Politiques sexuelles et besoins sociaux : pour un féminisme marxiste
Dans le sillage des études et des mouvements queer, les identités sexuelles n’ont jamais autant fait l’épreuve d’une attention et d’une élaboration critique. Il est désormais d’usage de critiquer un mouvement gay et lesbien mainstream, de débattre ou de chercher à élargir les coalitions lesbiennes, gay, bi, trans (LGBT), ou encore de proposer une refondation queer des politiques sexuelles. Rosemary Hennessy propose ici de s’appuyer sur l’approche marxiste des besoins sociaux pour reconceptualiser les liens entre identités et rapports sociaux. Elle fait l’hypothèse d’une refondation marxiste et féministe des politiques sexuelles, appuyé sur la pluralité et l’étendue des besoins réprimés par le capitalisme.

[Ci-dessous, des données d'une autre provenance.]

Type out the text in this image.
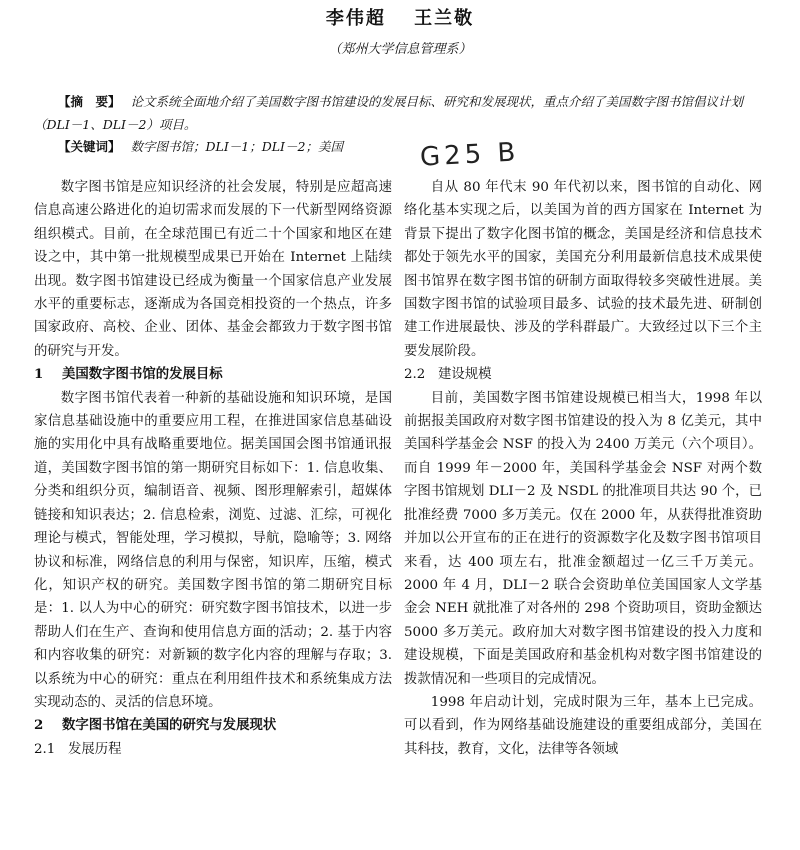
李伟超 王兰敬
（郑州大学信息管理系）
【摘　要】 论文系统全面地介绍了美国数字图书馆建设的发展目标、研究和发展现状，重点介绍了美国数字图书馆倡议计划（DLI－1、DLI－2）项目。
【关键词】 数字图书馆；DLI－1；DLI－2；美国	G25 B

数字图书馆是应知识经济的社会发展，特别是应超高速信息高速公路进化的迫切需求而发展的下一代新型网络资源组织模式。目前，在全球范围已有近二十个国家和地区在建设之中，其中第一批规模型成果已开始在 Internet 上陆续出现。数字图书馆建设已经成为衡量一个国家信息产业发展水平的重要标志，逐渐成为各国竞相投资的一个热点，许多国家政府、高校、企业、团体、基金会都致力于数字图书馆的研究与开发。

1 美国数字图书馆的发展目标

数字图书馆代表着一种新的基础设施和知识环境，是国家信息基础设施中的重要应用工程，在推进国家信息基础设施的实用化中具有战略重要地位。据美国国会图书馆通讯报道，美国数字图书馆的第一期研究目标如下：1. 信息收集、分类和组织分页，编制语音、视频、图形理解索引，超媒体链接和知识表达；2. 信息检索，浏览、过滤、汇综，可视化理论与模式，智能处理，学习模拟，导航，隐喻等；3. 网络协议和标准，网络信息的利用与保密，知识库，压缩，模式化，知识产权的研究。美国数字图书馆的第二期研究目标是：1. 以人为中心的研究：研究数字图书馆技术，以进一步帮助人们在生产、查询和使用信息方面的活动；2. 基于内容和内容收集的研究：对新颖的数字化内容的理解与存取；3. 以系统为中心的研究：重点在利用组件技术和系统集成方法实现动态的、灵活的信息环境。

2 数字图书馆在美国的研究与发展现状
2.1 发展历程

自从 80 年代末 90 年代初以来，图书馆的自动化、网络化基本实现之后，以美国为首的西方国家在 Internet 为背景下提出了数字化图书馆的概念，美国是经济和信息技术都处于领先水平的国家，美国充分利用最新信息技术成果使图书馆界在数字图书馆的研制方面取得较多突破性进展。美国数字图书馆的试验项目最多、试验的技术最先进、研制创建工作进展最快、涉及的学科群最广。大致经过以下三个主要发展阶段。

2.2 建设规模

目前，美国数字图书馆建设规模已相当大，1998 年以前据报美国政府对数字图书馆建设的投入为 8 亿美元，其中美国科学基金会 NSF 的投入为 2400 万美元（六个项目）。而自 1999 年－2000 年，美国科学基金会 NSF 对两个数字图书馆规划 DLI－2 及 NSDL 的批准项目共达 90 个，已批准经费 7000 多万美元。仅在 2000 年，从获得批准资助并加以公开宣布的正在进行的资源数字化及数字图书馆项目来看，达 400 项左右，批准金额超过一亿三千万美元。2000 年 4 月，DLI－2 联合会资助单位美国国家人文学基金会 NEH 就批准了对各州的 298 个资助项目，资助金额达 5000 多万美元。政府加大对数字图书馆建设的投入力度和建设规模，下面是美国政府和基金机构对数字图书馆建设的拨款情况和一些项目的完成情况。

1998 年启动计划，完成时限为三年，基本上已完成。可以看到，作为网络基础设施建设的重要组成部分，美国在其科技，教育，文化，法律等各领域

La notion de « féminisme matérialiste » est désormais incontournable dans le féminisme universitaire. Il me semble pourtant évident que le « matérialisme » revendiqué par ce courant souffre de limites notables : il est en effet polarisé autour des enjeux liés au « discours » et à la culture au mépris des autres dimensions de la vie sociale. Ce nouveau « matérialisme culturel » est bel et bien en rupture avec le « matérialisme historique » ayant inspiré le féminisme historiquement lié aux gauches radicales, tant et si bien que ces nouvelles approches « féministes matérialistes » ont obscurci les apports du féminisme marxiste pour comprendre les phénomènes culturels. C’est pour cette raison qu’il est à mon avis essentiel de réaffirmer avec force l’importance du « féminisme marxiste » (contre les stratégies de censure anticommunistes et l’idée qu’« il n’y a pas d’alternative » au régime dominant), et de souligner la pertinence d’une critique matérialiste et historique du capitalisme. En puisant dans cette tradition, ainsi que dans l’important corpus des marxistes et féministes du siècle passé, le féminisme marxiste est à même de penser les relations systémiques entre les formations culturelles et le capital, et ce faisant de renforcer les politiques de coalition et de transformation sociale1.

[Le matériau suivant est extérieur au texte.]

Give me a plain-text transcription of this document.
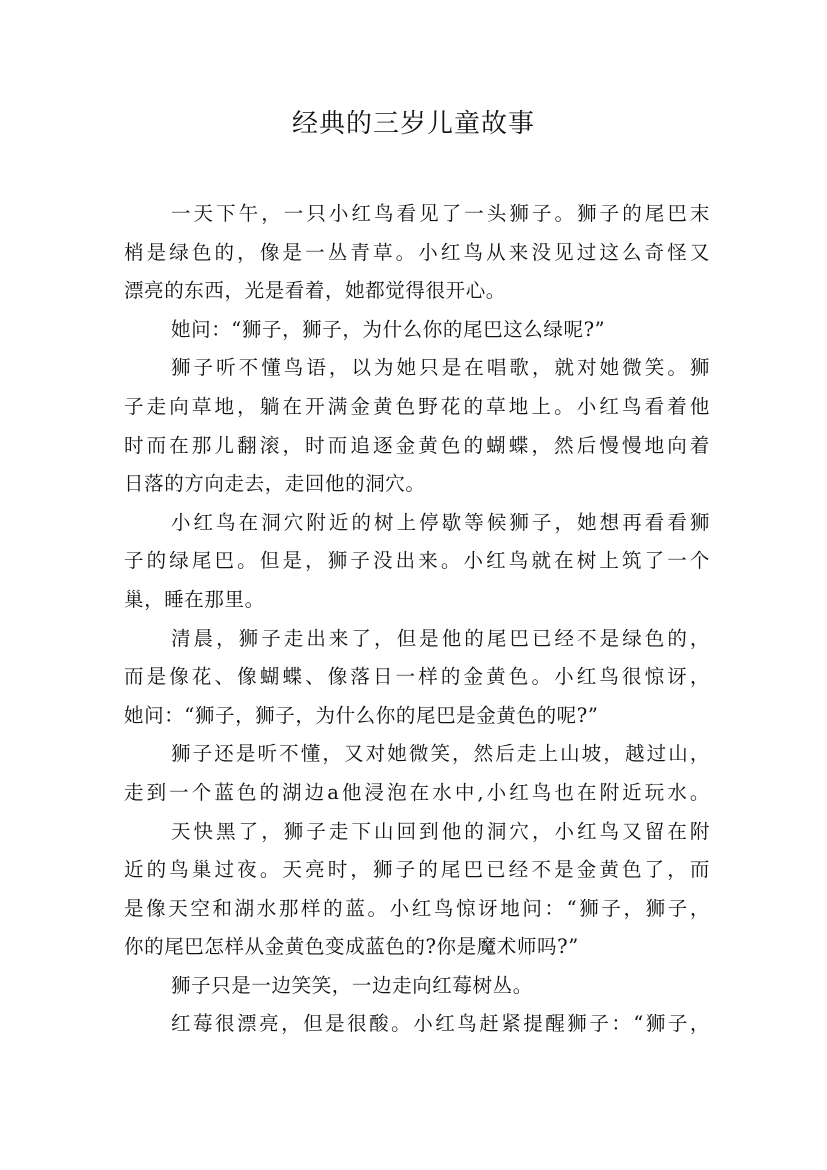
经典的三岁儿童故事
一天下午，一只小红鸟看见了一头狮子。狮子的尾巴末
梢是绿色的，像是一丛青草。小红鸟从来没见过这么奇怪又
漂亮的东西，光是看着，她都觉得很开心。
她问：“狮子，狮子，为什么你的尾巴这么绿呢?”
狮子听不懂鸟语，以为她只是在唱歌，就对她微笑。狮
子走向草地，躺在开满金黄色野花的草地上。小红鸟看着他
时而在那儿翻滚，时而追逐金黄色的蝴蝶，然后慢慢地向着
日落的方向走去，走回他的洞穴。
小红鸟在洞穴附近的树上停歇等候狮子，她想再看看狮
子的绿尾巴。但是，狮子没出来。小红鸟就在树上筑了一个
巢，睡在那里。
清晨，狮子走出来了，但是他的尾巴已经不是绿色的，
而是像花、像蝴蝶、像落日一样的金黄色。小红鸟很惊讶，
她问：“狮子，狮子，为什么你的尾巴是金黄色的呢?”
狮子还是听不懂，又对她微笑，然后走上山坡，越过山，
走到一个蓝色的湖边a他浸泡在水中,小红鸟也在附近玩水。
天快黑了，狮子走下山回到他的洞穴，小红鸟又留在附
近的鸟巢过夜。天亮时，狮子的尾巴已经不是金黄色了，而
是像天空和湖水那样的蓝。小红鸟惊讶地问：“狮子，狮子，
你的尾巴怎样从金黄色变成蓝色的?你是魔术师吗?”
狮子只是一边笑笑，一边走向红莓树丛。
红莓很漂亮，但是很酸。小红鸟赶紧提醒狮子：“狮子，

La relation entre l’évolution des formes culturelles (de genre, de sexualité, de nationalité, de race – pour n’en nommer que quelques unes) et l’économie politique – les rapports sociaux fondamentaux qui sont l’essence même du capitalisme – est l’un des enjeux du débat entre matérialisme culturel et matérialisme historique (ou marxiste). Si ce type d’analyse, inscrite dans le féminisme marxiste, est non seulement possible mais nécessaire, c’est précisément parce qu’il prend le capitalisme comme un point de départ de la théorie et de la pratique : c’est l’organisation sociale dominante à travers laquelle les individus reproduisent leurs conditions d’existence ; en outre, le coût social et humain de cette organisation ne cesse de progresser à mesure que ce système se mondialise.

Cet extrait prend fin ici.